STIFTUNG VALENTINA


Kooperation mit der Stiftung Valentina

Einige persönliche Zeilen zu dieser Kooperation mögen verdeutlichen, welche persönliche Beziehung ich zu Valentina hatte. Im Alter von 7 Jahren kam dieses hochbegabte, intelligente und humorvolle Kind zu mir in den Querflötenunterricht. Ca. 3 Jahre durfte ich Valentina Woche für Woche unterrichten. Nach dem Übertritt in das Gymnasium (Ravensburg) war es aus zeitlichen Gründen für beide Seiten nicht mehr möglich, den Unterricht fortzuführen.

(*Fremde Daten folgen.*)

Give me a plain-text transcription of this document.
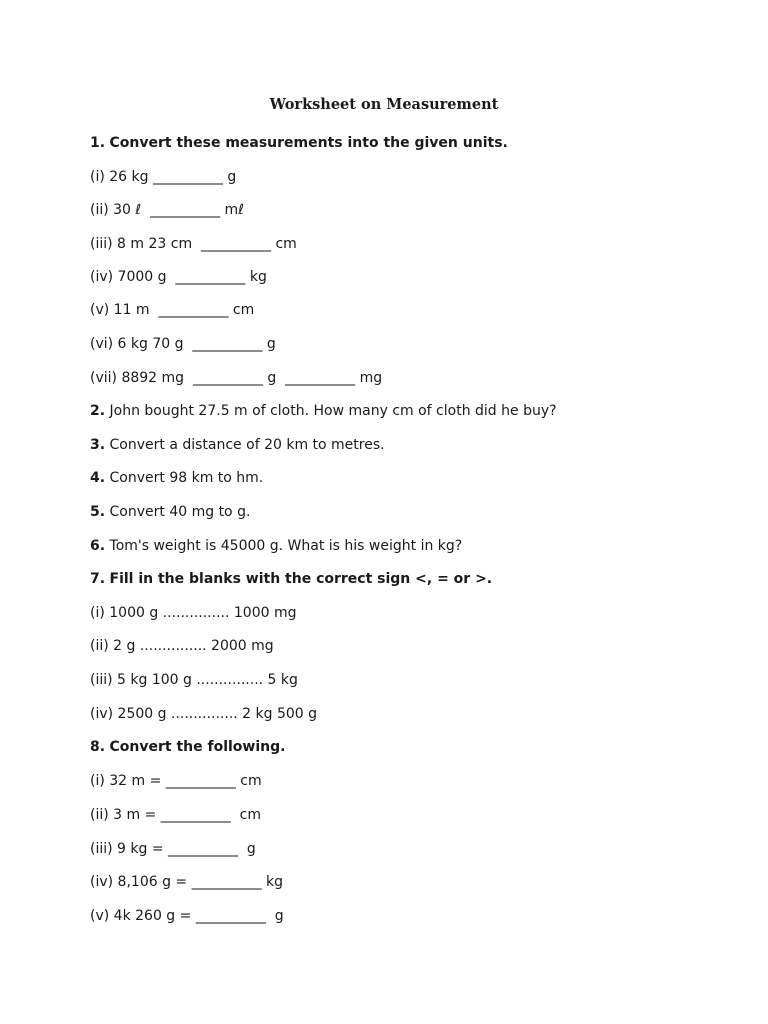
Worksheet on Measurement
1. Convert these measurements into the given units.
(i) 26 kg __________ g
(ii) 30 ℓ  __________ mℓ
(iii) 8 m 23 cm  __________ cm
(iv) 7000 g  __________ kg
(v) 11 m  __________ cm
(vi) 6 kg 70 g  __________ g
(vii) 8892 mg  __________ g  __________ mg
2. John bought 27.5 m of cloth. How many cm of cloth did he buy?
3. Convert a distance of 20 km to metres.
4. Convert 98 km to hm.
5. Convert 40 mg to g.
6. Tom's weight is 45000 g. What is his weight in kg?
7. Fill in the blanks with the correct sign <, = or >.
(i) 1000 g ............... 1000 mg
(ii) 2 g ............... 2000 mg
(iii) 5 kg 100 g ............... 5 kg
(iv) 2500 g ............... 2 kg 500 g
8. Convert the following.
(i) 32 m = __________ cm
(ii) 3 m = __________  cm
(iii) 9 kg = __________  g
(iv) 8,106 g = __________ kg
(v) 4k 260 g = __________  g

Dafür nahm dann ihre Mutter diesen Platz ein. Leider musste ich dann bald die traurige Nachricht erhalten, dass Valentina schwer erkrankt war. Ich habe bis zum Schluss gehofft, dass dieses wunderbare Kind den Kampf gegen diese tückische Krankheit gewinnt. Diese Hoffnung hat sich leider nicht erfüllt.

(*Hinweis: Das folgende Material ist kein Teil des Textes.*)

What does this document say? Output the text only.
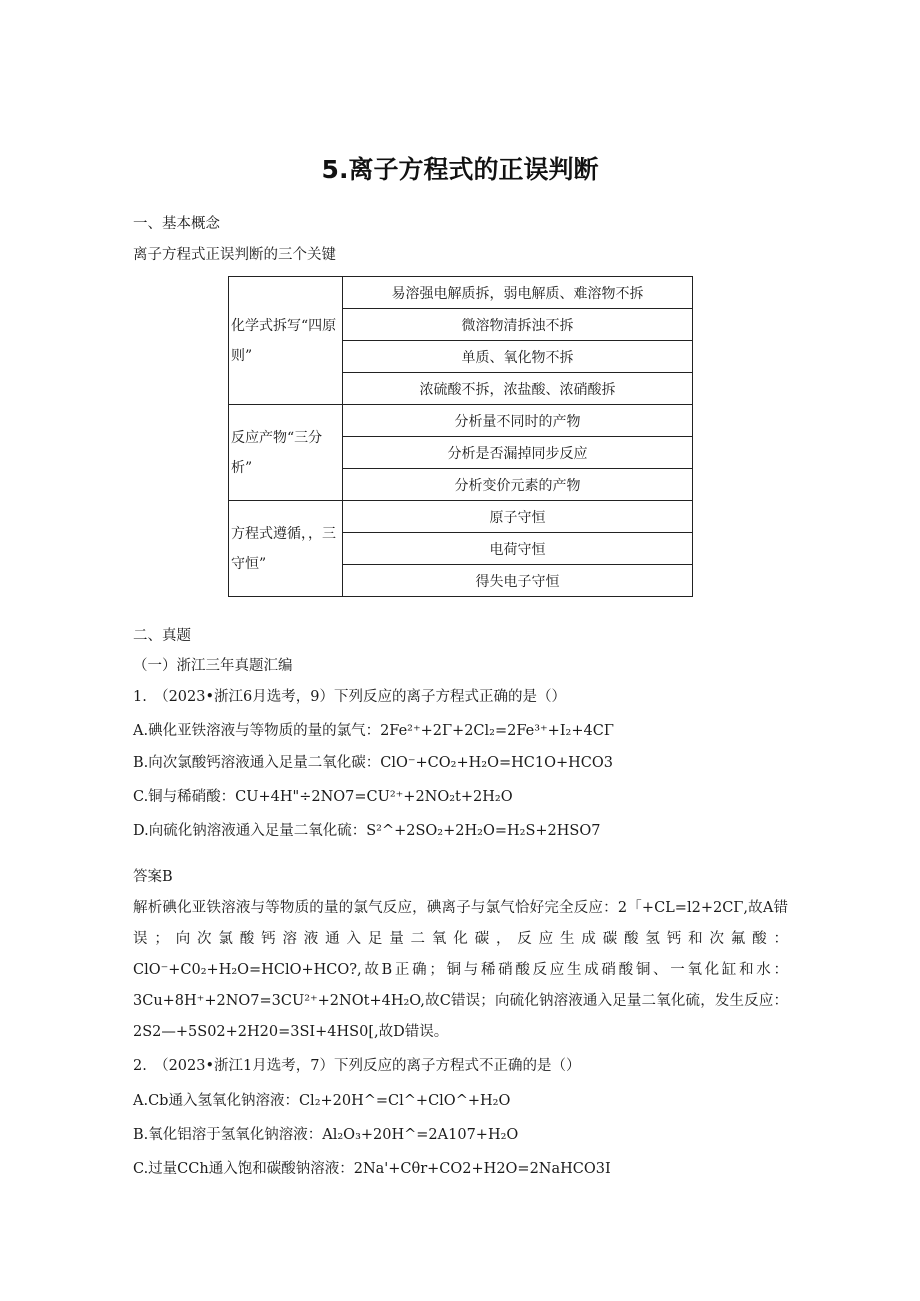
5.离子方程式的正误判断
一、基本概念
离子方程式正误判断的三个关键
化学式拆写“四原则”	易溶强电解质拆，弱电解质、难溶物不拆
	微溶物清拆浊不拆
	单质、氧化物不拆
	浓硫酸不拆，浓盐酸、浓硝酸拆
反应产物“三分析”	分析量不同时的产物
	分析是否漏掉同步反应
	分析变价元素的产物
方程式遵循，，三守恒”	原子守恒
	电荷守恒
	得失电子守恒
二、真题
（一）浙江三年真题汇编
1.　（2023•浙江6月选考，9）下列反应的离子方程式正确的是（）
A.碘化亚铁溶液与等物质的量的氯气：2Fe²⁺+2Γ+2Cl₂=2Fe³⁺+I₂+4CΓ
B.向次氯酸钙溶液通入足量二氧化碳：ClO⁻+CO₂+H₂O=HC1O+HCO3
C.铜与稀硝酸：CU+4H"÷2NO7=CU²⁺+2NO₂t+2H₂O
D.向硫化钠溶液通入足量二氧化硫：S²^+2SO₂+2H₂O=H₂S+2HSO7
答案B
解析碘化亚铁溶液与等物质的量的氯气反应，碘离子与氯气恰好完全反应：2「+CL=l2+2CΓ,故A错误；向次氯酸钙溶液通入足量二氧化碳，反应生成碳酸氢钙和次氟酸：ClO⁻+C0₂+H₂O=HClO+HCO?,故B正确；铜与稀硝酸反应生成硝酸铜、一氧化缸和水：3Cu+8H⁺+2NO7=3CU²⁺+2NOt+4H₂O,故C错误；向硫化钠溶液通入足量二氧化硫，发生反应：2S2—+5S02+2H20=3SI+4HS0[,故D错误。
2.　（2023•浙江1月选考，7）下列反应的离子方程式不正确的是（）
A.Cb通入氢氧化钠溶液：Cl₂+20H^=Cl^+ClO^+H₂O
B.氧化铝溶于氢氧化钠溶液：Al₂O₃+20H^=2A107+H₂O
C.过量CCh通入饱和碳酸钠溶液：2Na'+Cθr+CO2+H2O=2NaHCO3I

Umso wichtiger ist es jetzt für mich, diese wundervolle Stiftung als Kooperationspartner ständig zu unterstützen.

Ein Teil des Erlöses aus dem Verkauf der Lautsprecher geht als Spende an die Stiftung Valentina.


Eine Stiftung zur Unterstützung der häuslichen Pflege und intensiv-medizinischen Betreuung insbesondere krebskranker oder schwerkranker Kinder und deren Familien.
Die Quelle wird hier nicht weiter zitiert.